Closed franciscozorrilla closed 5 years ago

franciscozorrilla commented 5 years ago

Hi,

I had a small comment about line 110 of the map-bowtie2-markduplicates.sh script:

if [ ! -e ${REF}.1.bt2 ]

I noticed that running this script resulted in the re-creation of the bowtie index, even though it was already created in a previous step. It turns out that for "large" indexes, bowtie creates index files with the extension .bt1l instead of .bt2.

Perhaps this line of code could be amended to check whether one of the two file types is present before creating an index?

I am not sure exactly what the syntax would be, but something like this?

if [ -e ${REF}.1.bt2 | ${REF}.1.bt2l ]

Best wishes, Francisco

alneberg commented 5 years ago

Good catch! I'm actually thinking about moving away from the map-bowtie2-markduplicates.sh script. But if you still find it useful I should perhaps try to give it a brush up.

In the new version 1.0.0, there is a script called concoct_coverage_table.py which will generate the coverage table based on bam files directly. The largest improvement with this script is that it can be used on bam files generated on the original contigs and not the cutup-ones.

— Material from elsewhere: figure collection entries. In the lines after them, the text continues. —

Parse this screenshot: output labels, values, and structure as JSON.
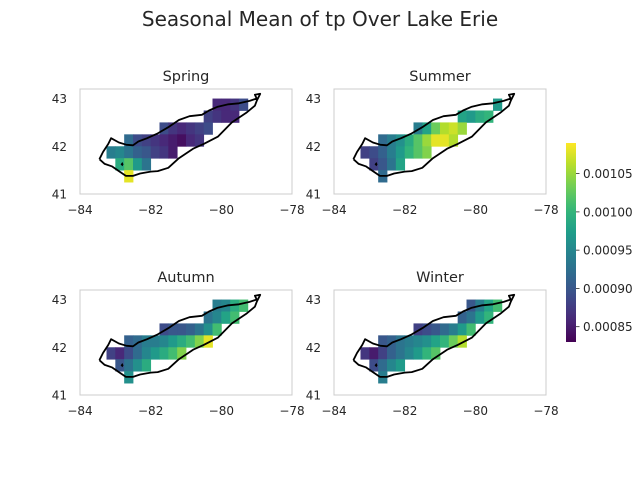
{
  "chart_data": {
    "type": "heatmap",
    "title": "Seasonal Mean of tp Over Lake Erie",
    "colorbar": {
      "colormap": "viridis",
      "vmin": 0.00083,
      "vmax": 0.00109,
      "ticks": [
        0.00085,
        0.0009,
        0.00095,
        0.001,
        0.00105
      ],
      "tick_labels": [
        "0.00085",
        "0.00090",
        "0.00095",
        "0.00100",
        "0.00105"
      ]
    },
    "xlim": [
      -84,
      -78
    ],
    "ylim": [
      41,
      43.2
    ],
    "xticks": [
      -84,
      -82,
      -80,
      -78
    ],
    "xtick_labels": [
      "−84",
      "−82",
      "−80",
      "−78"
    ],
    "yticks": [
      41,
      42,
      43
    ],
    "ytick_labels": [
      "41",
      "42",
      "43"
    ],
    "grid_resolution": 0.25,
    "panels": [
      {
        "title": "Spring",
        "cells": [
          [
            -80.125,
            42.875,
            0.00086
          ],
          [
            -79.875,
            42.875,
            0.00086
          ],
          [
            -79.625,
            42.875,
            0.00087
          ],
          [
            -79.375,
            42.875,
            0.00089
          ],
          [
            -80.375,
            42.625,
            0.00088
          ],
          [
            -80.125,
            42.625,
            0.00087
          ],
          [
            -79.875,
            42.625,
            0.00086
          ],
          [
            -79.625,
            42.625,
            0.00086
          ],
          [
            -81.625,
            42.375,
            0.00089
          ],
          [
            -81.375,
            42.375,
            0.00087
          ],
          [
            -81.125,
            42.375,
            0.00086
          ],
          [
            -80.875,
            42.375,
            0.00087
          ],
          [
            -80.625,
            42.375,
            0.00088
          ],
          [
            -80.375,
            42.375,
            0.00089
          ],
          [
            -82.625,
            42.125,
            0.00092
          ],
          [
            -82.375,
            42.125,
            0.00089
          ],
          [
            -82.125,
            42.125,
            0.00088
          ],
          [
            -81.875,
            42.125,
            0.00087
          ],
          [
            -81.625,
            42.125,
            0.00086
          ],
          [
            -81.375,
            42.125,
            0.00085
          ],
          [
            -81.125,
            42.125,
            0.00084
          ],
          [
            -80.875,
            42.125,
            0.00086
          ],
          [
            -80.625,
            42.125,
            0.00087
          ],
          [
            -83.125,
            41.875,
            0.00094
          ],
          [
            -82.875,
            41.875,
            0.00095
          ],
          [
            -82.625,
            41.875,
            0.00093
          ],
          [
            -82.375,
            41.875,
            0.00091
          ],
          [
            -82.125,
            41.875,
            0.0009
          ],
          [
            -81.875,
            41.875,
            0.00088
          ],
          [
            -81.625,
            41.875,
            0.00087
          ],
          [
            -81.375,
            41.875,
            0.00085
          ],
          [
            -82.875,
            41.625,
            0.00099
          ],
          [
            -82.625,
            41.625,
            0.00102
          ],
          [
            -82.375,
            41.625,
            0.00097
          ],
          [
            -82.125,
            41.625,
            0.00093
          ],
          [
            -82.625,
            41.375,
            0.00108
          ]
        ]
      },
      {
        "title": "Summer",
        "cells": [
          [
            -79.375,
            42.875,
            0.00097
          ],
          [
            -80.375,
            42.625,
            0.00098
          ],
          [
            -80.125,
            42.625,
            0.00097
          ],
          [
            -79.875,
            42.625,
            0.00099
          ],
          [
            -79.625,
            42.625,
            0.001
          ],
          [
            -81.625,
            42.375,
            0.00094
          ],
          [
            -81.375,
            42.375,
            0.00098
          ],
          [
            -81.125,
            42.375,
            0.00103
          ],
          [
            -80.875,
            42.375,
            0.00106
          ],
          [
            -80.625,
            42.375,
            0.00107
          ],
          [
            -80.375,
            42.375,
            0.00105
          ],
          [
            -82.625,
            42.125,
            0.00092
          ],
          [
            -82.375,
            42.125,
            0.00094
          ],
          [
            -82.125,
            42.125,
            0.00096
          ],
          [
            -81.875,
            42.125,
            0.00099
          ],
          [
            -81.625,
            42.125,
            0.00102
          ],
          [
            -81.375,
            42.125,
            0.00105
          ],
          [
            -81.125,
            42.125,
            0.00108
          ],
          [
            -80.875,
            42.125,
            0.00108
          ],
          [
            -80.625,
            42.125,
            0.00106
          ],
          [
            -83.125,
            41.875,
            0.00088
          ],
          [
            -82.875,
            41.875,
            0.00089
          ],
          [
            -82.625,
            41.875,
            0.00091
          ],
          [
            -82.375,
            41.875,
            0.00094
          ],
          [
            -82.125,
            41.875,
            0.00097
          ],
          [
            -81.875,
            41.875,
            0.001
          ],
          [
            -81.625,
            41.875,
            0.00102
          ],
          [
            -81.375,
            41.875,
            0.00104
          ],
          [
            -82.875,
            41.625,
            0.00088
          ],
          [
            -82.625,
            41.625,
            0.0009
          ],
          [
            -82.375,
            41.625,
            0.00093
          ],
          [
            -82.125,
            41.625,
            0.00098
          ],
          [
            -82.625,
            41.375,
            0.00092
          ]
        ]
      },
      {
        "title": "Autumn",
        "cells": [
          [
            -80.125,
            42.875,
            0.00094
          ],
          [
            -79.875,
            42.875,
            0.00095
          ],
          [
            -79.625,
            42.875,
            0.00099
          ],
          [
            -79.375,
            42.875,
            0.00101
          ],
          [
            -80.375,
            42.625,
            0.00093
          ],
          [
            -80.125,
            42.625,
            0.00095
          ],
          [
            -79.875,
            42.625,
            0.00098
          ],
          [
            -79.625,
            42.625,
            0.00101
          ],
          [
            -81.625,
            42.375,
            0.00089
          ],
          [
            -81.375,
            42.375,
            0.0009
          ],
          [
            -81.125,
            42.375,
            0.0009
          ],
          [
            -80.875,
            42.375,
            0.00091
          ],
          [
            -80.625,
            42.375,
            0.00093
          ],
          [
            -80.375,
            42.375,
            0.00096
          ],
          [
            -80.125,
            42.375,
            0.00101
          ],
          [
            -82.625,
            42.125,
            0.00091
          ],
          [
            -82.375,
            42.125,
            0.00092
          ],
          [
            -82.125,
            42.125,
            0.00094
          ],
          [
            -81.875,
            42.125,
            0.00094
          ],
          [
            -81.625,
            42.125,
            0.00095
          ],
          [
            -81.375,
            42.125,
            0.00097
          ],
          [
            -81.125,
            42.125,
            0.00099
          ],
          [
            -80.875,
            42.125,
            0.00101
          ],
          [
            -80.625,
            42.125,
            0.00104
          ],
          [
            -80.375,
            42.125,
            0.00108
          ],
          [
            -83.125,
            41.875,
            0.00088
          ],
          [
            -82.875,
            41.875,
            0.00086
          ],
          [
            -82.625,
            41.875,
            0.00089
          ],
          [
            -82.375,
            41.875,
            0.00092
          ],
          [
            -82.125,
            41.875,
            0.00095
          ],
          [
            -81.875,
            41.875,
            0.00097
          ],
          [
            -81.625,
            41.875,
            0.00099
          ],
          [
            -81.375,
            41.875,
            0.00101
          ],
          [
            -81.125,
            41.875,
            0.00104
          ],
          [
            -82.875,
            41.625,
            0.0009
          ],
          [
            -82.625,
            41.625,
            0.00093
          ],
          [
            -82.375,
            41.625,
            0.00096
          ],
          [
            -82.125,
            41.625,
            0.00099
          ],
          [
            -82.625,
            41.375,
            0.00096
          ]
        ]
      },
      {
        "title": "Winter",
        "cells": [
          [
            -80.125,
            42.875,
            0.0009
          ],
          [
            -79.875,
            42.875,
            0.00094
          ],
          [
            -79.625,
            42.875,
            0.00098
          ],
          [
            -79.375,
            42.875,
            0.00101
          ],
          [
            -80.375,
            42.625,
            0.00091
          ],
          [
            -80.125,
            42.625,
            0.00093
          ],
          [
            -79.875,
            42.625,
            0.00097
          ],
          [
            -79.625,
            42.625,
            0.001
          ],
          [
            -81.625,
            42.375,
            0.00088
          ],
          [
            -81.375,
            42.375,
            0.00089
          ],
          [
            -81.125,
            42.375,
            0.0009
          ],
          [
            -80.875,
            42.375,
            0.00092
          ],
          [
            -80.625,
            42.375,
            0.00094
          ],
          [
            -80.375,
            42.375,
            0.00097
          ],
          [
            -80.125,
            42.375,
            0.00101
          ],
          [
            -82.625,
            42.125,
            0.0009
          ],
          [
            -82.375,
            42.125,
            0.00091
          ],
          [
            -82.125,
            42.125,
            0.00093
          ],
          [
            -81.875,
            42.125,
            0.00094
          ],
          [
            -81.625,
            42.125,
            0.00095
          ],
          [
            -81.375,
            42.125,
            0.00096
          ],
          [
            -81.125,
            42.125,
            0.00098
          ],
          [
            -80.875,
            42.125,
            0.001
          ],
          [
            -80.625,
            42.125,
            0.00103
          ],
          [
            -80.375,
            42.125,
            0.00106
          ],
          [
            -83.125,
            41.875,
            0.00087
          ],
          [
            -82.875,
            41.875,
            0.00085
          ],
          [
            -82.625,
            41.875,
            0.00088
          ],
          [
            -82.375,
            41.875,
            0.00091
          ],
          [
            -82.125,
            41.875,
            0.00093
          ],
          [
            -81.875,
            41.875,
            0.00095
          ],
          [
            -81.625,
            41.875,
            0.00097
          ],
          [
            -81.375,
            41.875,
            0.001
          ],
          [
            -81.125,
            41.875,
            0.00102
          ],
          [
            -82.875,
            41.625,
            0.00089
          ],
          [
            -82.625,
            41.625,
            0.00092
          ],
          [
            -82.375,
            41.625,
            0.00095
          ],
          [
            -82.125,
            41.625,
            0.00097
          ],
          [
            -82.625,
            41.375,
            0.00094
          ]
        ]
      }
    ]
  }
}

franciscozorrilla commented 5 years ago

Hi Johannes,

I do think it is quite a nifty script! But wouldnt you still need the map-bowtie2-markduplicates.sh script to generate the bam files to feed into concoct_coverage_table.py? Is this new script similar to get_input_table?

Cheers, Francisco

alneberg commented 5 years ago

You would still need to run a mapping step yes. There are however several ways one can do this but I guess it makes sense to at least support one way for users. The concoct_coverage_table.py is indeed similar to the gen_input_table.py but it takes sorted .bam files and a bed-file as input instead of the coverage histogram files used by gen_input_table.py. I added the basic usage to the README, please let me know if you're not sure about how to use it.

franciscozorrilla commented 5 years ago

I see! Thanks again for the info.

I had one more comment to make about this script, but it may not be relevant to you if you are moving away from its usage! Anyways here it goes:

I ran my pipeline on the toy dataset from the old readthedocs complete example, and everything worked fine. Now I am testing my pipeline on a real dataset, as I mentioned in a previous issue. However, the pipeline is erroring out in my bowtie rule, which essentially just runs the map-bowtie2-markduplicates.sh script. It looks like markduplicates is giving me some memory issues, which I am currently troubleshooting. Unfortunately, I need to essentially rerun the mapping every time I test a new set of parameters for mark duplicates. This is a huge pain, since I need to queue my job on one of the few available nodes that has enough RAM, and then need to wait around 3 hours for the mapping to finish.

Because of this, I think it would be more practical for real world usage to split this script into three (or at least two) separate scripts to allow for easier troubleshooting. i.e. first run the mapping for all samples, and then try to remove duplicates and calculate coverage statistics. I will probably do this for my own purposes, but it may be beneficial for others as well!

Regards, Francisco

alneberg commented 5 years ago

Yes, this is exactly the problem with this script. It's useful for a toy example but for a real world case it is better to have a snakemake pipeline or similar.